O que separa Olhos Abertos dos filmes posteriores do diretor, entretanto, é justamente a pouca sutileza com que ele administra esse desejo pedagógico. Seu filme, ao final, soa como um filme religioso - feito com a técnica e a "qualidade" literária de um cinema mainstream e até certo ponto desafiador, mas ainda assim um filme interessado. Falta-lhe, como filme, o desejo de ser um conteúdo em si antes de ser um continente. O fato de que seus procedimentos de narração estão simplesmente a serviço de sua tese não apenas banalizam o filme como também o remetem para uma certa estrutura de gênero, de dois gêneros aliás, que parecem difíceis de dialogar: o de filmes de escola - tradicionalmente associados à problemática da disciplina e da libertação diante da disciplina - e o de filmes religiosos, que costumam tolerar (e, em alguns casos até defender) a disciplina.

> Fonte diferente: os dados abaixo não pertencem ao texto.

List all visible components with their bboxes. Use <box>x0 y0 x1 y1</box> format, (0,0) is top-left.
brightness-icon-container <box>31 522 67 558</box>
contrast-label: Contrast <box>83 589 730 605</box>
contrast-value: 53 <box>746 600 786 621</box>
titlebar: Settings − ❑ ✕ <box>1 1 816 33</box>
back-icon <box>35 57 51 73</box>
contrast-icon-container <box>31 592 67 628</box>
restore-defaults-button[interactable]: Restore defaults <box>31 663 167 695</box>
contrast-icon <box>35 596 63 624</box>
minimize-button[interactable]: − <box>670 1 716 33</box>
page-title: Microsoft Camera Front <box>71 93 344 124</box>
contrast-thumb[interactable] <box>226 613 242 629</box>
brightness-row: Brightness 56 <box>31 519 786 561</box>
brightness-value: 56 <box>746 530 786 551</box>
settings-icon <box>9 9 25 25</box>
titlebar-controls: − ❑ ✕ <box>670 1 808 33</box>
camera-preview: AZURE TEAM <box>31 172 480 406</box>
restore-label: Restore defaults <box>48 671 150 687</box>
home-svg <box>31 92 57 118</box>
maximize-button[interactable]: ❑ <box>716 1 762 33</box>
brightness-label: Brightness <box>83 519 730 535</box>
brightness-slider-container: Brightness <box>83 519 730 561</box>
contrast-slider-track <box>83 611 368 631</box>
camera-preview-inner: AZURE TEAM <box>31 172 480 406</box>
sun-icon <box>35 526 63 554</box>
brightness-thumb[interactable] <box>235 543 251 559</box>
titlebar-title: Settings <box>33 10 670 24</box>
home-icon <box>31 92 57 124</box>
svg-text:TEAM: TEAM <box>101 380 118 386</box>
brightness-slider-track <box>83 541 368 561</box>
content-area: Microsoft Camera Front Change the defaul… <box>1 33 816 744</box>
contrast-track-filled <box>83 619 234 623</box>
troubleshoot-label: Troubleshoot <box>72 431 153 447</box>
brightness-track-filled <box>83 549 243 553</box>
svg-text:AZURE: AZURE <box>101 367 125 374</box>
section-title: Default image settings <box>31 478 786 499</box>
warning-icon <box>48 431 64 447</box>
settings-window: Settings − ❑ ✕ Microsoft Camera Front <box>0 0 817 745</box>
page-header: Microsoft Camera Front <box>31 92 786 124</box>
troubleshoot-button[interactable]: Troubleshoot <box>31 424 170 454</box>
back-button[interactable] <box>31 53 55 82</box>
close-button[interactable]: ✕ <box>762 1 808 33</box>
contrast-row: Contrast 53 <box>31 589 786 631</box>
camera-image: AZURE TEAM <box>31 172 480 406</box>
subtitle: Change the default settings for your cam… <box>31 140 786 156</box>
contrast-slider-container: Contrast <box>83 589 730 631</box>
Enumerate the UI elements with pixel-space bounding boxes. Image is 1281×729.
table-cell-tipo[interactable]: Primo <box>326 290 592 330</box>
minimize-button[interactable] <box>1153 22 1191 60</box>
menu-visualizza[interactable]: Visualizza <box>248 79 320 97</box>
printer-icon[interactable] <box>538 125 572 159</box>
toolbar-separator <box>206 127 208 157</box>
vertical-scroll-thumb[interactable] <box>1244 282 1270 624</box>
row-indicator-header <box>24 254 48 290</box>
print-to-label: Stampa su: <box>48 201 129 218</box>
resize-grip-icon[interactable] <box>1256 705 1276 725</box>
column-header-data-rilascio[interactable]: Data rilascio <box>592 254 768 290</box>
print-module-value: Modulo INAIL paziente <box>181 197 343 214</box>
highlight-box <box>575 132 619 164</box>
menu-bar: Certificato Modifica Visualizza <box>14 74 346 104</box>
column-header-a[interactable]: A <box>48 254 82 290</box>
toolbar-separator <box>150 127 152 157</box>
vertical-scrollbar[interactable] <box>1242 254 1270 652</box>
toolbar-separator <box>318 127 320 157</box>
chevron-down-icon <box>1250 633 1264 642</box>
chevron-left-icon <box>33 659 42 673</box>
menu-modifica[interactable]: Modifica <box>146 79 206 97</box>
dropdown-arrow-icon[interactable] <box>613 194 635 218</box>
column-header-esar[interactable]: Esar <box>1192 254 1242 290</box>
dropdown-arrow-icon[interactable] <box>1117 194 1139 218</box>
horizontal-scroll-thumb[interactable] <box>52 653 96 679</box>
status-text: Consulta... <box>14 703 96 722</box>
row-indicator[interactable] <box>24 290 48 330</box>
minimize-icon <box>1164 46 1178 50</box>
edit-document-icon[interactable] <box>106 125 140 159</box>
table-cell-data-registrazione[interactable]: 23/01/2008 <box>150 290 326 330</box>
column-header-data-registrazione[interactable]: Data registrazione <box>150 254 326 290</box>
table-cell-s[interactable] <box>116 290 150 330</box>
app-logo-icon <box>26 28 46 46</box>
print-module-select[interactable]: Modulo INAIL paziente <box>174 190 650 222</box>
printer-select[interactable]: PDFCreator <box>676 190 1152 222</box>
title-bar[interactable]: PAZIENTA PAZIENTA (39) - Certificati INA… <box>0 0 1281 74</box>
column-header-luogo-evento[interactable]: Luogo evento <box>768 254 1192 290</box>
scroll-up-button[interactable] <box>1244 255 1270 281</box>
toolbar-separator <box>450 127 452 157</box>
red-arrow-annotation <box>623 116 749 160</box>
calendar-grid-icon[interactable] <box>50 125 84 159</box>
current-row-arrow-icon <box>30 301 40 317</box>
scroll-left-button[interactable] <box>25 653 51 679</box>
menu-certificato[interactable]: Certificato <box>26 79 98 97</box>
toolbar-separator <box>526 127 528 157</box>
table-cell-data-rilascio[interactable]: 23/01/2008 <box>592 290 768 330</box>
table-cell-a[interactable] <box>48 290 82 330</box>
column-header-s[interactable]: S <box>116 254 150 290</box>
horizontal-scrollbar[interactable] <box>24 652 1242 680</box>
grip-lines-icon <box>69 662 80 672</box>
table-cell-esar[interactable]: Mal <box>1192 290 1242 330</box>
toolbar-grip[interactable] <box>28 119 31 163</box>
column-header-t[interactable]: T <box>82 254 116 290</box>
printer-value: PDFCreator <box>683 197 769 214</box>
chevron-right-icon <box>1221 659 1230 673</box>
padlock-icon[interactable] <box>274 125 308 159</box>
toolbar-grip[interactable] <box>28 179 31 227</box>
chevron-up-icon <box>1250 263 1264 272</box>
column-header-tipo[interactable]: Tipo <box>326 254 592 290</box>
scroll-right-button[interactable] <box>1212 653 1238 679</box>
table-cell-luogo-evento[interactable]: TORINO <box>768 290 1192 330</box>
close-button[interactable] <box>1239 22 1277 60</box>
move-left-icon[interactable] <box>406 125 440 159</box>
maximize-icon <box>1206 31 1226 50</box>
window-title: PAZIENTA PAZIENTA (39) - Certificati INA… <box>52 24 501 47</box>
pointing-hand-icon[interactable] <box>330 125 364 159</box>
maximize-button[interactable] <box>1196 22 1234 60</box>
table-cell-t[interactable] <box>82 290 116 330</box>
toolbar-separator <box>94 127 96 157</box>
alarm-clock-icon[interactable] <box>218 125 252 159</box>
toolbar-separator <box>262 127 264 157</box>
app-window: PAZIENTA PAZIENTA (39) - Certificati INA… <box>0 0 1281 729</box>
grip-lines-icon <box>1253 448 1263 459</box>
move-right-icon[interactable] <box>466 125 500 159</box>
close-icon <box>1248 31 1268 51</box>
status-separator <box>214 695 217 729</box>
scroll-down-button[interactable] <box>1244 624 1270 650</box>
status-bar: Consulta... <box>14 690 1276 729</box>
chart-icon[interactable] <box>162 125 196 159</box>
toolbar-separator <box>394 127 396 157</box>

Até por conta disso, soa curiosa a revelação angelical do final do filme. Deslocada da lógica do filme até então - embora anunciada pelas "aparições" anteriores - , ela dá uma mensagem clara: não é a história que conduz às conclusões, é simplesmente a verdade e ponto. O percurso do menino o conduz para uma conclusão lógica sobre a impossibilidade da existência de Deus. Mas, como parece querer proclamar o diretor, não é de lógica que se trata, mas da Verdade. E esta está para além dos fatos. Nesse sentido, o filme cai por terra: vira um grande prefácio, para sustentar a cena final. É um procedimento que já alimentou muitos grandes filmes, mas em nenhum deles, essa operação de retroalimentação era operada na última seqüência pelo desmentido da obra até então.